25. As regards the works contract agreements, entered into by the appellants with their customers, it is obvious that they specifically mentioned the goods to be supplied also along with all the necessary details such as description, model, quantity and the amounts to be paid. The appellants have submitted that they were taking works contracts for assembling of central plants at different works sites where those plants were tailor made according to the specifications, and where many activities like masonary work, engineering, installation, supervision and commissioning were involved. They have stated that their contracts were composite contracts for work and labour. They have also stated that the central excise duty on such expenses on different type of staff incurred was not chargeable. The appellants have contested that the excise duty could not be levied on the entire project. They have admitted that their invoices did not represent the price of any one item, but were raised in instalments in phases as and when the work progresses. It has also been admitted that their prices could not form the basis for co-relating the same with the price lists filed by them in respect of the parts manufactured by them.
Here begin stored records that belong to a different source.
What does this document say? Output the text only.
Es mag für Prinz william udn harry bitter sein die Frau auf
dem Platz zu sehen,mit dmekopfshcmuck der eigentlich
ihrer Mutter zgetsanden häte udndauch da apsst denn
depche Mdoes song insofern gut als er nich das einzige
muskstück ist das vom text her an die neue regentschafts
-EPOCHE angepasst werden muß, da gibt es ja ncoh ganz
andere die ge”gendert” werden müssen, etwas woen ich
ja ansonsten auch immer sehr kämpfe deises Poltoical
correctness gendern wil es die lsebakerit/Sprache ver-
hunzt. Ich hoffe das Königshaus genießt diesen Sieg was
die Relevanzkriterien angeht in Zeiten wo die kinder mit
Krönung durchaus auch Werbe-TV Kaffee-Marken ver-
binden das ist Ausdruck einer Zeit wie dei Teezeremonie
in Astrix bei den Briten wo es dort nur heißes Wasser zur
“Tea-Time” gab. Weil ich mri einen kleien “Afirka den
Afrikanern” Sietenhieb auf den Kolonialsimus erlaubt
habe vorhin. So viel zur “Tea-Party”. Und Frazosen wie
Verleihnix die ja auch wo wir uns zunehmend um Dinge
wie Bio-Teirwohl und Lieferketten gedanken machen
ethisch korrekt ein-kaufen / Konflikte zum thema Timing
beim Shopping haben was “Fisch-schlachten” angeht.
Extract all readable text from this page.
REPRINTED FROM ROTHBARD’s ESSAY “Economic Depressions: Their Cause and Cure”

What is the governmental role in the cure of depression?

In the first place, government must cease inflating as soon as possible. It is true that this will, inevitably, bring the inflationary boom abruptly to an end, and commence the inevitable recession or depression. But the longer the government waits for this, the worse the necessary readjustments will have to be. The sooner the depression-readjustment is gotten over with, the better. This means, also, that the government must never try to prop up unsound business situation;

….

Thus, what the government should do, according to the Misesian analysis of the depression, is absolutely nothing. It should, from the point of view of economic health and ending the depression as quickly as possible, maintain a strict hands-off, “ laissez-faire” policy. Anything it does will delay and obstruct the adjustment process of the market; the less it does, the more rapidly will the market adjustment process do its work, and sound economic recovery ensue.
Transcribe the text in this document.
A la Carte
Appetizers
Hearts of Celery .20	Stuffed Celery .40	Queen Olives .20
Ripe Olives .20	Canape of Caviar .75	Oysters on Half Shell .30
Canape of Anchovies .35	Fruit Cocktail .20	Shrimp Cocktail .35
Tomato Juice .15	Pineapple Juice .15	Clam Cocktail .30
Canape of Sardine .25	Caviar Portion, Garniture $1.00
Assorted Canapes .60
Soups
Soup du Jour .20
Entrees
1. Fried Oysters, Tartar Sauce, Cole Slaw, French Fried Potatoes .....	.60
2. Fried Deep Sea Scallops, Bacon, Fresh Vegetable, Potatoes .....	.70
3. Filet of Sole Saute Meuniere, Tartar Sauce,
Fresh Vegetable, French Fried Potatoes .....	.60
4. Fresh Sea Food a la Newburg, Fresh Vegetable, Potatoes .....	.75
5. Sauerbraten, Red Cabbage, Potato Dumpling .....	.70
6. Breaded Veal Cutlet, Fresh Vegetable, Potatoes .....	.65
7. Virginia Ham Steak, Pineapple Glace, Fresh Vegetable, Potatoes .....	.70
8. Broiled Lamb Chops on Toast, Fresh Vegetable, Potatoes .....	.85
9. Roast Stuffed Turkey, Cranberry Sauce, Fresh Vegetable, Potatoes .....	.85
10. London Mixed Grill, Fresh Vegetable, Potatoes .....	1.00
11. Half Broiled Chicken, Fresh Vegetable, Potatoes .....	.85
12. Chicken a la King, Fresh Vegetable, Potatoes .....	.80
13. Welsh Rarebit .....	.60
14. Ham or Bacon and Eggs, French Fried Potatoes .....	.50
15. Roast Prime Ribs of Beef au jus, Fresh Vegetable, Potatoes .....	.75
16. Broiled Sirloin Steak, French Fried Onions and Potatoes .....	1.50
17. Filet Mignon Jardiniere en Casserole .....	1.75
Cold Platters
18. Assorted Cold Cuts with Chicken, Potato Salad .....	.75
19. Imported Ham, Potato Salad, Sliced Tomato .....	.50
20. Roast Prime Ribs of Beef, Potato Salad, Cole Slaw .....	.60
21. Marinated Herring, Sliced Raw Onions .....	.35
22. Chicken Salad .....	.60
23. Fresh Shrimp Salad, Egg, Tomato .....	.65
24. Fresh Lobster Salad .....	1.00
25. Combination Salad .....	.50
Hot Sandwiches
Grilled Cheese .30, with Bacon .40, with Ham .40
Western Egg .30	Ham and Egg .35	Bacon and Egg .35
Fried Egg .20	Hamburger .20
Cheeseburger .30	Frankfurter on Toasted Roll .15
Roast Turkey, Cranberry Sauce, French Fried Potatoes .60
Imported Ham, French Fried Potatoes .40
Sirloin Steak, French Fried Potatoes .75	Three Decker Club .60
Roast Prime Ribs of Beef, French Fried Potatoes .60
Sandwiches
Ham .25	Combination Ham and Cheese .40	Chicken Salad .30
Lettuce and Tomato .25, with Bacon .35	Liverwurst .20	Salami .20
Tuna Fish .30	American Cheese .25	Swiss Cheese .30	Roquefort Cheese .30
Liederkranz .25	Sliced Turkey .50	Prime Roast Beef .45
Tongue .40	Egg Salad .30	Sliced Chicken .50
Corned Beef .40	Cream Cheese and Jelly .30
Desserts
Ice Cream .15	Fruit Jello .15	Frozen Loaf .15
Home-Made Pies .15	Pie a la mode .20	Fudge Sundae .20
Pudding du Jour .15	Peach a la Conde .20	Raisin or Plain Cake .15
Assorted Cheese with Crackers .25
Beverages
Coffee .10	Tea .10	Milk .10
They submitted that a lot of factors which were in the nature of invisible expenses like surveying, drawing, designing, engineering, testing, supervision etc., go into the costing of the equipment and appliances installed and assembled at different sites. The appellants were raising consolidated bills towards the sales effected under works contracts at site. The goods manufactured by them in their factories were utilised by them in such works contracts, which also included such activities as supervision, erection, fabrication, testing, conversion etc., and the consolidated bills raised included charges towards these activities too. From the agreement with M/s. Thomson Press (I) Ltd., Faridabad, it is seen that the contract value for the execution of the work described in the agreement included design, fabrication, supply of materials, erection and commissioning. It was noticed that a much higher amount has been charged from their customers in respect of the various items manufactured/assembled/fabricated by them than the amount of which the central excise duty have been paid.
26. Prima facie we feel that in such a situation the correct assessable value of the goods manufactured could only be arrived at after deducting from the contract value, the expenses incurred by the manufacturer for providing labour and other services. Of course, freight charges for transporting goods from the place of manufacture to the site if incurred by the manufacturer and included in such receipts towards erection and commissioning charges, along with other permissible deductions, will be eligible for deduction. In this connection reference may be made to the Supreme Court decisions in the sales tax cases of : (1) Gannon Dunkerly & Co. v. State of Rajasthan, 1992 (3) SCALE 173 and (2) Builders Association of India v. State of Karnataka, AIR 1993 SCW 152.
27. The adjudicating Collector while re-adjudicating the case may study the relevancy, and if considered relevant and applicable, keep the observations of the Hon. Supreme Court in the above cases in view, while arriving at the correct assessable value in respect of the goods manufactured by the assessee.
28. As a result the Order-in-Original passed by the Principal Collector of Central Excise is set aside with the direction to the jurisdictional Collector of Central Excise to readjudicate the case in the light of our above observations. The adjudicating Collector of Central Excise will give an opportunity to the appellants for being heard in the matter and will pass an appealable speaking order after observing the principles of natural justice.